%Date: Fri, 08 Nov 1996 16:55:17 EST
%From: Edward Witten
\input harvmac
{\it ``Problem Set Six''}
(1) In free scalar field theory in four dimensions,
with mass $m$,
calculate the operator product expansion
$\phi^2(x)\phi^2(x')|_{x\to x'}$ up to and including
all operators of dimension four or less. (This means,
relative to what we did in class, working out contributions
of some operators with derivatives. This should not be a long
exercise.)
(2) In this exercise we will compute the one-loop renormalization
of $U(1)$ gauge theory with fermions in four dimensions. It is
of considerable theoretical importance, and also is part of the
computation of the ``Lamb shift'' which was one of the historic
tests of QED around 1950.
The Lagrangian is
\eqn\abo{L={1\over 4e^2}\int d^4x F_{ij}F^{ij}
+\int d^4x (\psi, (D+im)\psi).}
Here the gauge field is $A=A_i dx^i$ -- a connection on
a line bundle ${\cal L}$ -- the curvature is
$F=\half F_{ij}dx^i\wedge dx^j$, and $\psi$ is a charged
spinor field (section of $(S_+\oplus S_-)\otimes {\cal L}$).
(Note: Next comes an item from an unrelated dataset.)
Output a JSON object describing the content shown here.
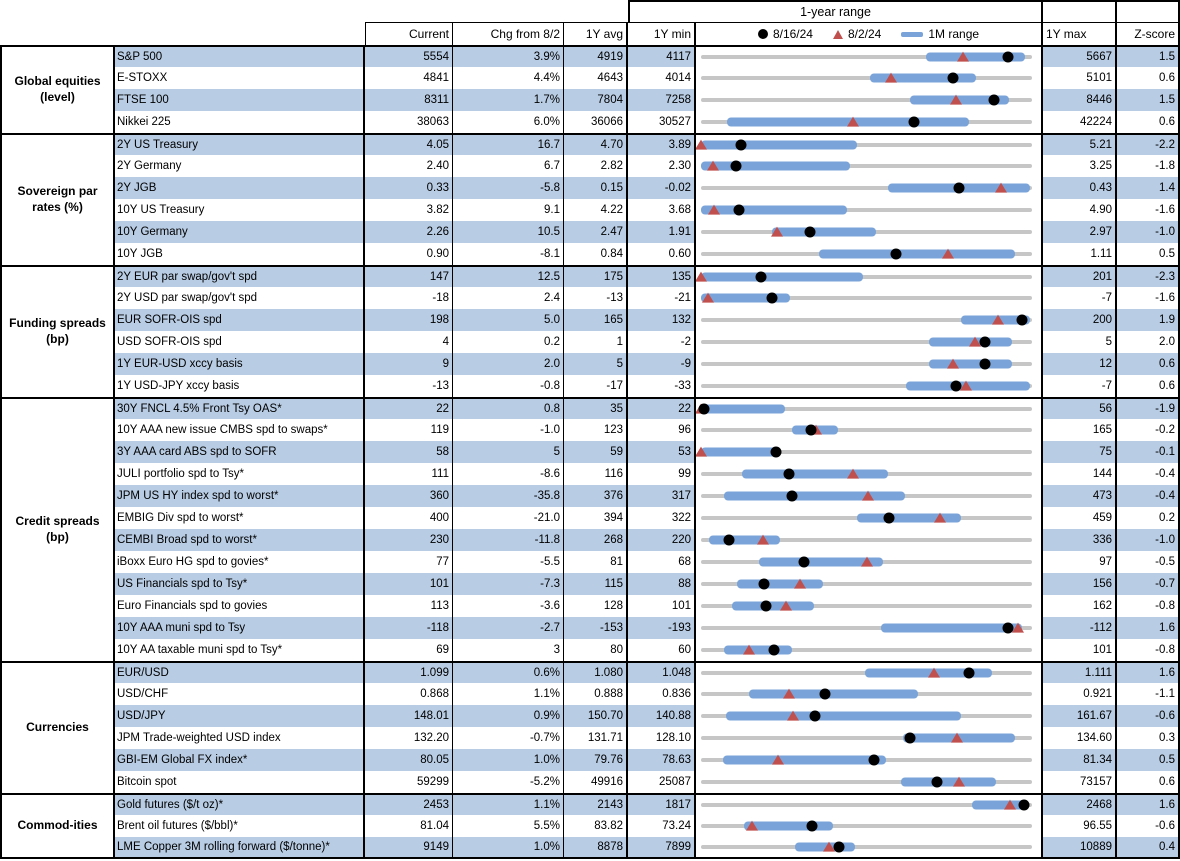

As explained in Fadde\'ev's lectures, to quantize the theory
one must ``pick a gauge.'' One can pick a gauge in which the
kinetic energy for $B=A/e$ is just
\eqn\nabo{L'={1\over 2}\int d^4x \sum_{i.j}(\partial_i B_j)^2.}
This means that the free propagator of $B$ is
\eqn\dubo{\langle B_i(x)B_j(0)\rangle=\delta_{ij}\int {d^4k\over (2\pi)^4}
{1\over k^2}.}
The inverse of the free propagator is therefore, in momentum
space, $ D_{ij}^0=\delta_{ij}k^2$.
The inverse of the exact propagator of $B$ is $D_{ij}=D_{ij}^0+
\Sigma_{ij}$, where $\Sigma_{ij}$, the ``self-energy,'' is
to be computed from loops.
A very fundamental property of $\Sigma_{ij}$ is that in momentum space
$k^i\Sigma_{ij}(k)=0$. (An explanation of why it is so will
be given later, maybe in the homework session.) This implies that
\eqn\hobbo{\Sigma_{ij}(k)=(k^2\delta_{ij}-k_ik_j)F(k^2), }
with a scalar function $F$.
The problem here is to compute $F$ in the one-loop approximation.
(More exactly, you will compute $\Sigma_{ij}$, find it has the
form \hobbo, and compute $F$, after some renormalization.)
The importance is twofold. (1) The sign of $F$ -- which can be predicted
without computation, but in this exercise we will just compute
it -- is the basic quantity that determines the different
behavior of abelian and nonabelian quantum gauge theories in
four dimensions (this is a slight simplification as the definition
of the analog of $F$ is a bit more elaborate in the nonabelian case).
(2) The renormalized $F$ is observable and, as I mentioned above,
its calculation is part of the computation of the Lamb shift.
To compute $F$ in one-loop approximation, just write down
the one-fermion-loop diagram.
The fermion propagator is in momentum space $1/(\Gamma\cdot k+im)$
where $\Gamma\cdot k$ is Clifford multiplication by $k$. In the
one loop diagram for $\Sigma_{ij}$, there are two vertices on
the fermion loop; at these vertices one multiplies by $e\Gamma_i$
or $e\Gamma_j$ respectively (the $e$ comes from using $B=A/e$).
The loop gives a supertrace over the spin representation of
$SO(4)$; don't forget that it is four-dimensional as both
$S_+$ and $S_-$ are included here!
(To avoid confusion, in this context supertrace just means $-1$ times
the ordinary trace, since the objects propagating in the loop
are all fermions. No distinction is made between $S_+$ and $S_-$.
We explained in a previous homework session where the $-1$ comes from.)
You will have to rationalize
the fermion propagator, writing $1/(\Gamma\cdot k+im)=
(\Gamma\cdot k-im)/(k^2+m^2)$, introduce Feynman propagators
to combine the denominators, perform the $k$ integral, and
at that point you will know that you are on the right track when
you demonstrate that $\Sigma$ is of the form claimed in \hobbo.
Before you demonstrate \hobbo\ it will appear that you are
dealing with a possibly quadratically divergent integral,
but once you've confirmed \hobbo\ it should be clear that there
is only a logarithmic divergence which you'll renormalize in the
by now familiar fashion (just subtracting the value of the integral
at any given value of $k$, such as $k=0$).
\end